We are looking at how to be wise when looking for and choosing a mentor. So far we have examined…
1> A good mentor is a worthy example 2> A good mentor is available 3> A good mentor has proven experience
4> A good mentor possesses wisdom
There’s a well-known story of an expert who was called by a company to look at their manufacturing system. It had broken and everything was at a standstill. When the expert arrived, he carried nothing but a little black bag.
Silently he walked around the equipment for a few minutes and then stopped. As he focused on one specific area of the equipment, he pulled a small hammer out of his bag and he tapped it gently. Suddenly everything began running again, and he quietly left.
The next day he send a bill that made the manager go ballistic. It was for $1000! Quickly the manager e-mailed the expert and wrote, “I will not pay this outrageous bill without it being itemized and explained.” Soon he received an invoice with the following words:
For the tapping on equipment with hammer – $1 For knowing where to tap – $999
That is the value of wisdom. Mentors with wisdom often show us where to tap. Their understanding, experience, and knowledge help us to solve problems that we would have a hard time handling on our own.
One of my mentors (I read everything he ever wrote) when asked why highly successful people often sabotaged their lives and hurt their careers said, “Never confuse the giftedness of a person with the person. Their gifts allow them to do amazing things but the person may be flawed, which will eventually cause harm.” That bit of wisdom about a person’s character has helped me immeasurably. First, it helped me to better understand how to work with talented people and to help them develop. Second, it has been a caution to me personally. I know that having talent in a given area never exempts me from neglecting discipline or character issues. We’re all just one step away from stupid.
Wise people often use just a few words to help us learn and develop. They open our eyes to worlds we might not have otherwise seen without their help. They help us navigate difficult situations. They help us to see opportunities we would otherwise miss. They make us wiser than our years and experience.
5> A good mentor provides friendship and support
The first question most followers ask of a mentor is, “Do you care for me?” The reason for this question is obvious. Who wants to be guided by a person who isn’t interested in them? Selfish people will assist you only insofar as it advances their own agenda. Good mentors provide friendship and support, unselfishly working to help you reach your potential. Their mind-set is well expressed by business coach and author James Vuocolo, who says, “Great things happen whenever we stop seeing ourselves as God’s gift to others, and begin seeing others as God’s gift to us.”

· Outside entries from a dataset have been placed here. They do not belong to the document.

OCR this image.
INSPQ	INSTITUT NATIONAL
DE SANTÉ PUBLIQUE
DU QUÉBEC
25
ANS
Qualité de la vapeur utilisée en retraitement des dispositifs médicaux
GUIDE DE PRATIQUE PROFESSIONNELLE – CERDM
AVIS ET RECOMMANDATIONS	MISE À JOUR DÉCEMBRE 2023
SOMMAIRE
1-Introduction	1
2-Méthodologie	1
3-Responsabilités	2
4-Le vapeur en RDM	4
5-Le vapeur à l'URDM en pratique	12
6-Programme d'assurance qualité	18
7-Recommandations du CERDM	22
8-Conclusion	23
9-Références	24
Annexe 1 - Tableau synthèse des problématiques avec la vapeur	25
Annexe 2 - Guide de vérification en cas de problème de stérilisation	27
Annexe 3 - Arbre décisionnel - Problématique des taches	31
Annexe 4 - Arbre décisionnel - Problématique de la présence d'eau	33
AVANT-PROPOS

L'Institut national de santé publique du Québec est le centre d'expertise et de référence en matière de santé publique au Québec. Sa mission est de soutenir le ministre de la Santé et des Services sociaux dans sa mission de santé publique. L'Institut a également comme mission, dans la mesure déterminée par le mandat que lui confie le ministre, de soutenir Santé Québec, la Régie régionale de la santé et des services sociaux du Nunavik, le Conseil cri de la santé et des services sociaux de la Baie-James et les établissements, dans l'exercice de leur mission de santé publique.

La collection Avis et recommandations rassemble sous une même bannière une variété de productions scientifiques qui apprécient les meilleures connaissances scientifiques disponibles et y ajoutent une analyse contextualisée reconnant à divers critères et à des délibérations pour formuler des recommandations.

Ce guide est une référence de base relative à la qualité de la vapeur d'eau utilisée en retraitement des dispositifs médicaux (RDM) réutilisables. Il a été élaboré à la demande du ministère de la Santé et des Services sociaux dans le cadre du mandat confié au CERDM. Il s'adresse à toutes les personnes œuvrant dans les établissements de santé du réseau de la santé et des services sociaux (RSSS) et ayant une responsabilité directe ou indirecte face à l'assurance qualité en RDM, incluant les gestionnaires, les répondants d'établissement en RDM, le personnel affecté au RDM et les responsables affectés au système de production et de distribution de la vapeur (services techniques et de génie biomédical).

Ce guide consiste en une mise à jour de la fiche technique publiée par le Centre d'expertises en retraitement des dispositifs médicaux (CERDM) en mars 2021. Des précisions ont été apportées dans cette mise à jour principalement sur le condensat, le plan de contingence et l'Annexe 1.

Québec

If the person who offers to mentor you doesn’t really support you and offer you friendship, then the relationship will always fall short of your expectations. Knowledge without support is sterile. Advice without friendship feels cold. Candour without care is harsh. However, when you are being helped by someone who cares for you it is emotionally satisfying. Growth comes from both the head and the heart. Only supportive people are willing to share both with you.